The exercise is as follows:
Prove that if an infinite series converges, then the associative property holds. Assume $a_1+a_2 + a_3+a_4 + a_5+\cdots$ converges to a limit $L$ (i.e., the sequence of partial sums $(s_n) \to L$). [This sentence is already confusing me; I don't understand why if $(a_n) \to L$, this implies that $(s_n) \to L$?] Show that any regrouping of the terms
$$
(a_1 + a_2 + \cdots + a_{n_1}) + (a_{n_1+1} + \cdots + a_{n_2}) + (a_{n_2 + 1} + \cdots + a_{n_3}) + \cdots
$$
leads to a series that also converges to $L$.

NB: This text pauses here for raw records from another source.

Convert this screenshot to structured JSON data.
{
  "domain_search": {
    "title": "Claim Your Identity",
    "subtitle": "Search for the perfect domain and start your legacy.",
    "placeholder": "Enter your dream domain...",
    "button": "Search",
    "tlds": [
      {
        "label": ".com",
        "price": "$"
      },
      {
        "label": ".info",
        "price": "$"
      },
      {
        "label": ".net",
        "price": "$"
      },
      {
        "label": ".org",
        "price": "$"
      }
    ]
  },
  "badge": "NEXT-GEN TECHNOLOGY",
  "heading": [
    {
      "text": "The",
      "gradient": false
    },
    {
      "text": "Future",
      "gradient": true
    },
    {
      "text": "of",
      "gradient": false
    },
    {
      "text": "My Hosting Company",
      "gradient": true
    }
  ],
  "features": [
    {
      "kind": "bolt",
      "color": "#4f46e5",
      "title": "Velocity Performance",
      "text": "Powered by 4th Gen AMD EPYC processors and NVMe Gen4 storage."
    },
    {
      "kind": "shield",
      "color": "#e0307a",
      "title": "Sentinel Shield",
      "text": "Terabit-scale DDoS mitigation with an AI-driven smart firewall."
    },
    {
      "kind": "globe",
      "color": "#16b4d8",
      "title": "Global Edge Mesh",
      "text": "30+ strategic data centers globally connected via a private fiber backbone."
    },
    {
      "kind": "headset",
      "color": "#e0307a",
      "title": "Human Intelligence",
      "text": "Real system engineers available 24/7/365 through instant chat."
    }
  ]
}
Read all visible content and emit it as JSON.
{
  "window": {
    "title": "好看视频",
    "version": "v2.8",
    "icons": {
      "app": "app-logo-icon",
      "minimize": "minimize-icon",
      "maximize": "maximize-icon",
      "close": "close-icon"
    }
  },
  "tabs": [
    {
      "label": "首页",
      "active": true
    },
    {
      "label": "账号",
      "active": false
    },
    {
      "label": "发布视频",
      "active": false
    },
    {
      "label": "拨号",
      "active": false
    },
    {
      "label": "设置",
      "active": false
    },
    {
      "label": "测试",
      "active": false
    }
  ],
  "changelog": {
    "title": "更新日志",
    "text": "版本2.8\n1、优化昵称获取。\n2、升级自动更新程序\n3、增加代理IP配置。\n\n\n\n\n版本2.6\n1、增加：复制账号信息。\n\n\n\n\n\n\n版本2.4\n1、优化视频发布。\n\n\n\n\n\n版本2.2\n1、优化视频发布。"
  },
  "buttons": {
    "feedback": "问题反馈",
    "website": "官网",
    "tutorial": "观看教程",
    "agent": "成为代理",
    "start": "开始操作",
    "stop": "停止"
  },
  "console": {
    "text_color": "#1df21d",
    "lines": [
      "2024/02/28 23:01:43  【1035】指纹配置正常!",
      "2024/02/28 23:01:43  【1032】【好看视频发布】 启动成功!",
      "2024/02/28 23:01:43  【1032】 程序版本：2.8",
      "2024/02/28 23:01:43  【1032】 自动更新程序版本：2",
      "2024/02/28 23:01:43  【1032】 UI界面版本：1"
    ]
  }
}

Now, I'm aware that it is best to show what I've tried so far, but I have no idea how to get started. Any insight is much appreciated.
Best Answer
For your first confusion, $a_1 + a_2 + a_3+\cdots$ converges to a limit $L$ is just $\lim_{n\to \infty}s_n = L$ by definition. It does not mean $\lim_{n\to \infty}a_n = L$.
Then to answer the question, $\lim_{n\to \infty}s_n = L$ means $\forall \epsilon >0$, there exists $N$ such that for all $n > N$, we have $|s_n - L |< \epsilon$.
Denote
$b_1 = (a_1 + a_2 + \cdots + a_{n_1})$
$b_2 = (a_1 + a_2 + \cdots + a_{n_1}) + (a_{n_1+1} + \cdots + a_{n_2})$ $b_3 = (a_1 + a_2 + \cdots + a_{n_1}) + (a_{n_1+1} + \cdots + a_{n_2}) + (a_{n_2 + 1} + \cdots + a_{n_3}) $
Then you have that $b_k = s_{n_k}$ for some $n_k$ no less than $k$. So if $k>N$, $n_k \geq k >N$, then $|b_k-L| = |s_{n_k}-L| < \epsilon$.
By definition, we have proven $b_k$ converges to $L$